Ecco che l'articolo 11 scopre un pauroso vuoto. Lo strumento militare si modella sulle esigenze. Scomparso il pericolo di aggressioni dall'esterno, non possiamo pensare a un apparato militare da media potenza e lesinare stanziamenti alla Difesa. L'immigrazione non si combatte con navi, aerei o divisioni corazzate. L'unico modo per fermare le navi di clandestini con la "manu militari" è quello di sparagli addosso o di speronarle. La lotta al terrorismo, la vera minaccia di questo principio di secolo, potrebbe anche prevedere il ricorso alla forza; in un certo senso la partecipazione italiana nel 2003 a "Enduring Freedom" lo dimostra. Ma affermarlo apertamente comporta l'assunzione di responsabilità che superano le capacità politiche del paese.

E' dagli obiettivi di politica estera globali, che impegnano tutto il sistema paese, che dovremmo risalire ai compiti dello strumento militare e quindi alle sue dimensioni. Per poterne costruire e mantenere uno è poi necessario, in primo luogo, avere delle certezze di bilancio. Solo così è possibile programmare gli investimenti e l'approvvigionamento di mezzi e materiali. Se non si è in grado di assicurare questa costanza è meglio ridurre le ambizioni.

Basta con le portaerei, le fregate e i caccia da superiorità aerea o con le brigate pesanti.
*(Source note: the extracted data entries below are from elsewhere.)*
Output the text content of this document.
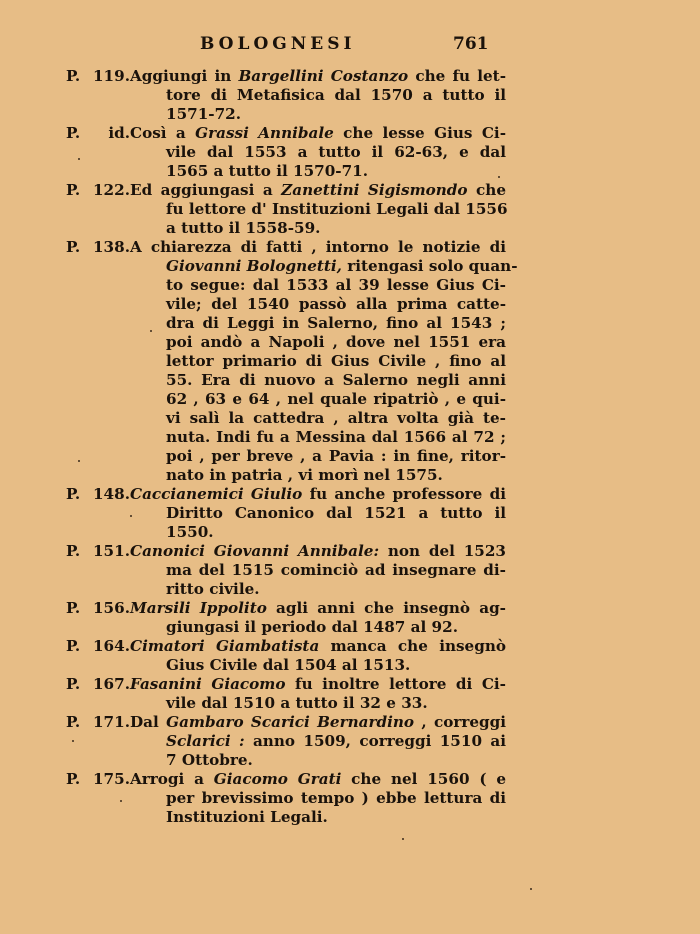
BOLOGNESI	761
P. 119.Aggiungi in Bargellini Costanzo che fu let-
tore di Metafisica dal 1570 a tutto il
1571-72.
P. id.Così a Grassi Annibale che lesse Gius Ci-
vile dal 1553 a tutto il 62-63, e dal
1565 a tutto il 1570-71.
P. 122.Ed aggiungasi a Zanettini Sigismondo che
fu lettore d' Instituzioni Legali dal 1556
a tutto il 1558-59.
P. 138.A chiarezza di fatti , intorno le notizie di
Giovanni Bolognetti, ritengasi solo quan-
to segue: dal 1533 al 39 lesse Gius Ci-
vile; del 1540 passò alla prima catte-
dra di Leggi in Salerno, fino al 1543 ;
poi andò a Napoli , dove nel 1551 era
lettor primario di Gius Civile , fino al
55. Era di nuovo a Salerno negli anni
62 , 63 e 64 , nel quale ripatriò , e qui-
vi salì la cattedra , altra volta già te-
nuta. Indi fu a Messina dal 1566 al 72 ;
poi , per breve , a Pavia : in fine, ritor-
nato in patria , vi morì nel 1575.
P. 148.Caccianemici Giulio fu anche professore di
Diritto Canonico dal 1521 a tutto il
1550.
P. 151.Canonici Giovanni Annibale: non del 1523
ma del 1515 cominciò ad insegnare di-
ritto civile.
P. 156.Marsili Ippolito agli anni che insegnò ag-
giungasi il periodo dal 1487 al 92.
P. 164.Cimatori Giambatista manca che insegnò
Gius Civile dal 1504 al 1513.
P. 167.Fasanini Giacomo fu inoltre lettore di Ci-
vile dal 1510 a tutto il 32 e 33.
P. 171.Dal Gambaro Scarici Bernardino , correggi
Sclarici : anno 1509, correggi 1510 ai
7 Ottobre.
P. 175.Arrogi a Giacomo Grati che nel 1560 ( e
per brevissimo tempo ) ebbe lettura di
Instituzioni Legali.
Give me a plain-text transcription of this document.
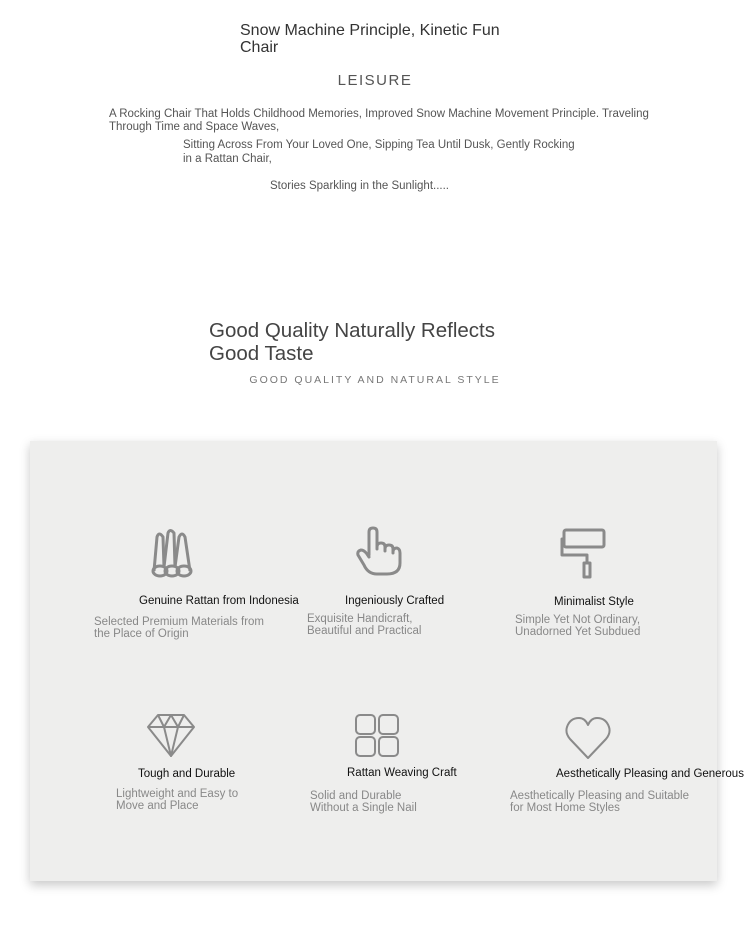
Snow Machine Principle, Kinetic Fun Chair
LEISURE
A Rocking Chair That Holds Childhood Memories, Improved Snow Machine Movement Principle. Traveling Through Time and Space Waves,
Sitting Across From Your Loved One, Sipping Tea Until Dusk, Gently Rocking in a Rattan Chair,
Stories Sparkling in the Sunlight.....
Good Quality Naturally Reflects Good Taste
GOOD QUALITY AND NATURAL STYLE
Genuine Rattan from Indonesia
Selected Premium Materials from the Place of Origin
Ingeniously Crafted
Exquisite Handicraft, Beautiful and Practical
Minimalist Style
Simple Yet Not Ordinary, Unadorned Yet Subdued
Tough and Durable
Lightweight and Easy to Move and Place
Rattan Weaving Craft
Solid and Durable Without a Single Nail
Aesthetically Pleasing and Generous
Aesthetically Pleasing and Suitable for Most Home Styles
Se proprio si vuol continuare a inviare contingenti militari all'estero si investano le attuali scarse risorse su contingenti più piccoli, prevalentemente terrestri - come del resto fanno molte nazioni - salvaguardando - o se necessario rinegoziando - gli impegni assunti con la Nato e con l'Onu. In alternativa a truppe che si dibattono in problemi di bilancio meglio contribuire solo in denaro; costerebbe meno. L'Aeronautica ha già fatto ricorso al leasing e, almeno a giudicare da quanto sostiene un noto quotidiano economico, il ministero della Difesa potrebbe affidarsi ad altre forme della finanza creativa come il "vendor financing"; la Marina annaspa nelle acque agitate dalle Fremm; l'Esercito, che sostiene più dell'80% dell'impegno militare italiano all'estero è giunto - parole del suo comandante - al limite delle possibilità.

Viste le difficoltà di bilancio, si rinunci alla leadership, alle aree di responsabilità italiane e alle migliaia di uomini schierate all'estero. Per essere presenti in Iraq bastano 300-400 uomini - un battaglione - alle dipendenze di nazioni che possono sostenere ruoli di primo piano. Magari, anche per sgombrare il campo da ogni ipotesi di asservimento agli interessi americani, si potrebbero porre questi ridotti contingenti - e non solo in Iraq - alle dipendenze di un paese diverso dagli Usa, dalla Gran Bretagna o dalla Francia accettando così, anche formalmente, l'evidenza di un ruolo subalterno sullo scenario internazionale.

Venuta meno la funzione elettorale del ripudio costituzionale della guerra, peraltro svolta appieno, è il momento di affrontare il vero problema: cosa fare con le forze armate.